To George Washington from the New York Provincial Congress, 4 October 1775
From the New York Provincial Congress
In Provincial Congress for the Colony of New York
[New York] Octr 4th 1775.
Sir
The inclosed state of Information is of such a Nature, that it is conceived highly proper to communicate it to Your Excellency with all dispatch.1 We are most respectfully Your Excellency’s Obedient humble Servants
Nathll Woodhull Presidt2
LS, DLC:GW.
1. This document, dated 3 Oct. at New York, contains two accounts of enemy reinforcements coming to America. Capt.
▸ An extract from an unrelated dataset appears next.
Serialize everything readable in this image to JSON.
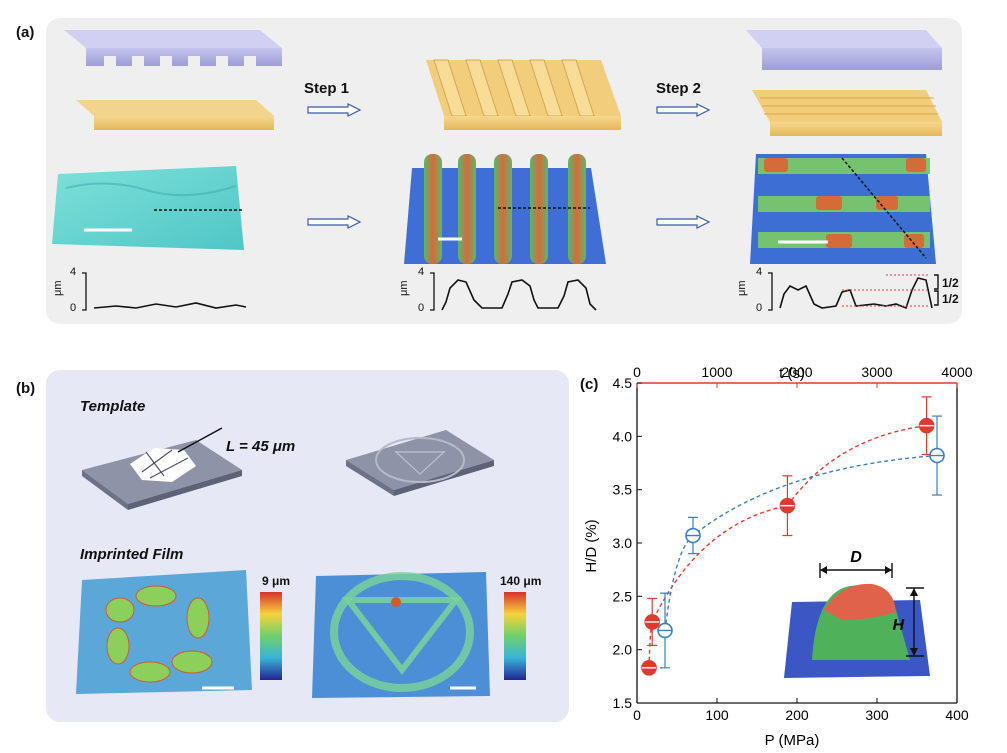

John Hamilton, who sailed from Liverpool on 8 Aug. and arrived at New York on 2 Oct., reported that he heard at Liverpool and read in the London newspapers “that 30 Battalions & 4 Squadrons of Dragoons, in all 10,000 Men were to Embark at Embden for Boston . . . that by common Report they were to Sail the middle of Augt—that they were to be commanded by a genl Officer of their own Country.” In a letter of 26 July a gentleman in Falmouth wrote a friend in New York that “it is confidently said that 10,000 Hanoverians & some Regiments from great Britain are to be sent out to Boston as a reinforcement to Genl Gage’s Army; that genl Gage is to be recalled at his own request & that Sir Jeffery Amherst is to succeed him” (DLC:GW).
2. Nathaniel Woodhull (1722–1776) became president of the New York provincial congress on 28 August. As a brigadier general of the New York militia, Woodhull was captured on Long Island in August 1776 and died of a wound a few weeks later.